Beyond the Bars

I meet with a group of writers every Monday night, and we usually have a short-story competition: we get a writing prompt and we have to develop a story from it in 15 minutes. This is my short story; the writing prompt is the first line in bold, below. Note that I did make a change to the name in the story because the original name was the same as someone I know. Also note that this is the only editing change I made after the story was written. This doesn’t mean that the story is perfect, but I wanted you to see the first draft of what will become a larger story. (Yes, these writing prompts seem to lead to real, actual, publishable writing.)

Most people liked to complain about the smell, but for Tessa there was something earthy and wonderful about the baboon cage.
It was day 42 or 43 when she realized this. And it was day 49 or 50 when she realized she hadn’t written anything down about her insights; indeed, she had lost any means of writing some time ago, and was reverting to a state where she looked forward to meals, to sleep, and to idly picking fleas or ticks or wonderful bits off the others – tasty morsels that somehow affirmed her being, her baboonity, her animal nature that reveled in sound and smell and feel.

The days were fading away as events or movement through time; now it seemed to Tessa that she was either “here,” awake and moving, or “not here,” asleep or dreaming or otherwise lost in some state that wasn’t quite thought and wasn’t quite stupor.

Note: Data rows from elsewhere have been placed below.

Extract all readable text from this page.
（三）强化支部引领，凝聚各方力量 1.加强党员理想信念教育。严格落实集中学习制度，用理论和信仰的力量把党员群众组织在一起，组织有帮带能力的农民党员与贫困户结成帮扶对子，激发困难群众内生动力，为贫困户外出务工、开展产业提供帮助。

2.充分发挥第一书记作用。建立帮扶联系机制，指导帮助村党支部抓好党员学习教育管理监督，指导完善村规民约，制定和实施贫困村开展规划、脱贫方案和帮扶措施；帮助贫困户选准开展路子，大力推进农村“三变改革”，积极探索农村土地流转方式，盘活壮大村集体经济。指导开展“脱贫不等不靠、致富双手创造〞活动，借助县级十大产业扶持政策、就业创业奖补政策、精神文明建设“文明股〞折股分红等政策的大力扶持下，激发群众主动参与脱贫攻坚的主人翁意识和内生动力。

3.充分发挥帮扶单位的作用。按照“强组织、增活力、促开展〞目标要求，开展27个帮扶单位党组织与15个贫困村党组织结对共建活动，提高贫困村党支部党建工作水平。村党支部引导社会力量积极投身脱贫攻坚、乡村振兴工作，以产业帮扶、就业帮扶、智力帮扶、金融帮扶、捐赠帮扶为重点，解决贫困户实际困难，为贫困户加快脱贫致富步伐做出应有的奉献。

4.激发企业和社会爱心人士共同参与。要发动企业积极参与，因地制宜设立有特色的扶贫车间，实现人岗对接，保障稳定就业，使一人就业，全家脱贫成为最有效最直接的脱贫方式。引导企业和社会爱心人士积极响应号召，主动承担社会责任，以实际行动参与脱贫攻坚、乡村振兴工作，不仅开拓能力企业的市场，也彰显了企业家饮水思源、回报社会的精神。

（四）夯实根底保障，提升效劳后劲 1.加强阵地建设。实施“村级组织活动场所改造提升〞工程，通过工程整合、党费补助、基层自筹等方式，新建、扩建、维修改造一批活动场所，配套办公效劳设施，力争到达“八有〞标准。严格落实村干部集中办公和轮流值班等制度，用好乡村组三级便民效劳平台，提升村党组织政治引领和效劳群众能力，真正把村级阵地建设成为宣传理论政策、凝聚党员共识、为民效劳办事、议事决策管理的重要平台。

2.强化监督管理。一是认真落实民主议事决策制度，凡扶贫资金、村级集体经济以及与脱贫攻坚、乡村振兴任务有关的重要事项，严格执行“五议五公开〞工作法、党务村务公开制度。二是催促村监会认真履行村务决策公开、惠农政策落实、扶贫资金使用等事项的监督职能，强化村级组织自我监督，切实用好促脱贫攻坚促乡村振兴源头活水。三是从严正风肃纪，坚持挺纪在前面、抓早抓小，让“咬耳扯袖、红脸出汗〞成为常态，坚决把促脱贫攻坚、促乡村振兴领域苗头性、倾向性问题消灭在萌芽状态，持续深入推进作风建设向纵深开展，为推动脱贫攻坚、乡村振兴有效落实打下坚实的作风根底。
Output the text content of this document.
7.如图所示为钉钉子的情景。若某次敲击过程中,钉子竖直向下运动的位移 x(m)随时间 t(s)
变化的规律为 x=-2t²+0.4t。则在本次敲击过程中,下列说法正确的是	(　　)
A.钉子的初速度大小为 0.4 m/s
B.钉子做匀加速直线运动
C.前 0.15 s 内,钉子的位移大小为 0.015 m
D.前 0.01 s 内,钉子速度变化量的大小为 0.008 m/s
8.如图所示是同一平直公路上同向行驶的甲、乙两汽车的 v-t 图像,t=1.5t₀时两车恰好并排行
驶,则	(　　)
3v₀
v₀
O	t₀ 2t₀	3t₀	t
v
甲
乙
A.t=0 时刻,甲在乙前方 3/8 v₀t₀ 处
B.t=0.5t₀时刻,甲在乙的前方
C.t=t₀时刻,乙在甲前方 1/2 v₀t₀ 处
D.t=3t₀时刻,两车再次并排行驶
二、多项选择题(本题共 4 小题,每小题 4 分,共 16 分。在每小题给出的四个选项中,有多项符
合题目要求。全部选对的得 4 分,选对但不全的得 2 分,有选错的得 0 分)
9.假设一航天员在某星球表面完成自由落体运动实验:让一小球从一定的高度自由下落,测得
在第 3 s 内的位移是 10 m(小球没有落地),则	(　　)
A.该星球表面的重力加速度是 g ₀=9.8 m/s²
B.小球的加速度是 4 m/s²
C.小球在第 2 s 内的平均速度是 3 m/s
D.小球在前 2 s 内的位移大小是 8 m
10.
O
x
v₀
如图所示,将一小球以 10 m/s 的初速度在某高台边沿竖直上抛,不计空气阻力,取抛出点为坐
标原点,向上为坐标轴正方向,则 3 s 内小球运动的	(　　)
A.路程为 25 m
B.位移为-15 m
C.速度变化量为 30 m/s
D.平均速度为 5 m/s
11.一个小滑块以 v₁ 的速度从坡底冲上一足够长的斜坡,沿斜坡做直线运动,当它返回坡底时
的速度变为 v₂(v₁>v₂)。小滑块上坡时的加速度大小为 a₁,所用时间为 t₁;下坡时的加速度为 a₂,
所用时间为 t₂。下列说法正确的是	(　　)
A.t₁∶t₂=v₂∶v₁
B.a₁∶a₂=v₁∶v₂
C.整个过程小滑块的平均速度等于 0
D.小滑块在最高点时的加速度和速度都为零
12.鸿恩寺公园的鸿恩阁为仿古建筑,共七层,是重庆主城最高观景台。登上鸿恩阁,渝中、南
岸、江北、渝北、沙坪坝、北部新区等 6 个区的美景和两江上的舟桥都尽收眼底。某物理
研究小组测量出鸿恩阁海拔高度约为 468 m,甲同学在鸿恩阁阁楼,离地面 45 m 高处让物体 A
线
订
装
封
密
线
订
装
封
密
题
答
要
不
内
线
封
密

Already those beyond the bars were losing their familiarity. She acknowledged the pale roundness of the one who made meaningless noises and gestures to her, a face she recognized as somehow comforting or predictable, but the time had long passed when she felt a flicker of connection. Unlike the others in the cage, though, she still didn’t recoil in fear and shrieking when the strangers appeared; she still felt some faint sense of belonging outside and being with them, but that sensation was slipping away into a state she didn’t even remember to call the past.

She looked up, drawn by a light that flickered above her. It prompted her stomach to growl, and she felt her mouth water. Slowly she unwound herself from the embraces of the her fellow creatures and ambled over to the wall, waiting expectantly and patiently for the fruits and grains that dropped a short time after the light went off. She wiped her forehead with her hand, not for the first time noticing again that her fingers were now slender and long, and that her thumb was easily as long as her fingers. The idea that this was wrong was gone from her; it was now the way things were, and she was content with that.

The wall was blank, but a hidden door slid open, and she quickly withdrew the food provided. The others were still sleeping: they didn’t seem to be as motivated or as quick to remember that “light” meant “food.” They’d just have to wait their turn, she thought.

There was more than food in the tray this time. There was a flat, thin piece of something with tiny black marks on it. She held it up to her face and stared at it. She sniffed it, and then she licked it. Nope, there was nothing that said “food” or “good” to her. She shrieked a couple of times and then ripped the sheet into pieces, and fled with her food to her corner where she ate her meal in silence.

It was good to be alive, she thought. Good to be in this corner, good to smell her friends and lovers, a rich, enveloping aroma of belonging and closeness. Tessa was happy, and she ate in contentment.